Model-based robust suppression of epileptic seizures without sensory measurements.

作者信息

Çetin Meriç

机构信息

Department of Computer Engineering, Pamukkale University, Kinikli Campus, 20070 Denizli, Turkey.

出版信息

Cogn Neurodyn. 2020 Feb;14(1):51-67. doi: 10.1007/s11571-019-09555-8. Epub 2019 Sep 22.
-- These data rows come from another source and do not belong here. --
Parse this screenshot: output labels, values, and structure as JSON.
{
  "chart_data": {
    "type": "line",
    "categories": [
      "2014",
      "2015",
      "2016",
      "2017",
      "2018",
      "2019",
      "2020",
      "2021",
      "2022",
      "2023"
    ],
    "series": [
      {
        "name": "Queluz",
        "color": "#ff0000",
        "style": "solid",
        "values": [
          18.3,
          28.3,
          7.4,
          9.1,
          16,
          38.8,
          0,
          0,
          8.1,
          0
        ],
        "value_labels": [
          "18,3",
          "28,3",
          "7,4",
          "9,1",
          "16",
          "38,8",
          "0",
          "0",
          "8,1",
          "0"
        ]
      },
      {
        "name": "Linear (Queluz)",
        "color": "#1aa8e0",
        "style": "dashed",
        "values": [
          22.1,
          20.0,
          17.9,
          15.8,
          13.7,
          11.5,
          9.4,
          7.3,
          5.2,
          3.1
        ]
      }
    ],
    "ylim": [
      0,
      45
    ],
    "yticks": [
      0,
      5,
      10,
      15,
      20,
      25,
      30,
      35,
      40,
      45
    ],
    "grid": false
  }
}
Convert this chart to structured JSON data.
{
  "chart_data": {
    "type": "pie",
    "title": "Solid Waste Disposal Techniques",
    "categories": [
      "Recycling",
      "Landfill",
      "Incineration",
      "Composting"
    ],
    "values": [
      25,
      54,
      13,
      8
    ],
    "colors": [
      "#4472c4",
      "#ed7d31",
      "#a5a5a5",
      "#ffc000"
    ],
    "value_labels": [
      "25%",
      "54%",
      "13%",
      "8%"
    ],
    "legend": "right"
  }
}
DOI:10.1007/s11571-019-09555-8
PMID:32015767
原文链接:https://pmc.ncbi.nlm.nih.gov/articles/PMC6974245/
Abstract

Uncontrolled seizures may lead to irreversible damages in the brain and various limitations in the patient's life. There exist experimental studies to stabilize the patient seizures. However, the experimental setups have many sensory devices to measure the dynamics of the brain cortex. These equipments prevent to produce small portable stabilizers for patients in everyday life. Recently, a comprehensive cortex model is introduced to apply model-based observers and controllers. However, this cortex model can be uncertain and have time-varying parameters. Therefore, in this paper, a robust Takagi-Sugeno (TS) controller and observer are designed to suppress the epileptic seizures without sensory measurements. The unavailable sensory measurements are provided by the designed nonlinear observer. The exponential convergence of the observer and controller is satisfied by the feedback parameter design using linear matrix inequalities. In addition, TS fuzzy observer-controller design has been compared with the conventional PID method in terms of control performance and design problem. The numerical computations show that the epileptic seizures are more effectively suppressed by the TS fuzzy observer-based controller under uncertain membrane potential dynamics.

摘要

癫痫发作不受控制可能会导致大脑不可逆转的损伤以及患者生活中的各种限制。存在一些稳定患者癫痫发作的实验研究。然而,实验装置有许多用于测量大脑皮层动态的传感设备。这些设备阻碍了为患者在日常生活中生产小型便携式稳定器。最近,引入了一个综合皮层模型来应用基于模型的观测器和控制器。然而,这个皮层模型可能是不确定的且具有时变参数。因此,在本文中,设计了一种鲁棒的高木-菅野(TS)控制器和观测器,以在无需传感测量的情况下抑制癫痫发作。所设计的非线性观测器提供了无法获取的传感测量值。通过使用线性矩阵不等式的反馈参数设计,满足了观测器和控制器的指数收敛。此外,在控制性能和设计问题方面,将TS模糊观测器-控制器设计与传统的PID方法进行了比较。数值计算表明,在不确定膜电位动态的情况下,基于TS模糊观测器的控制器能更有效地抑制癫痫发作。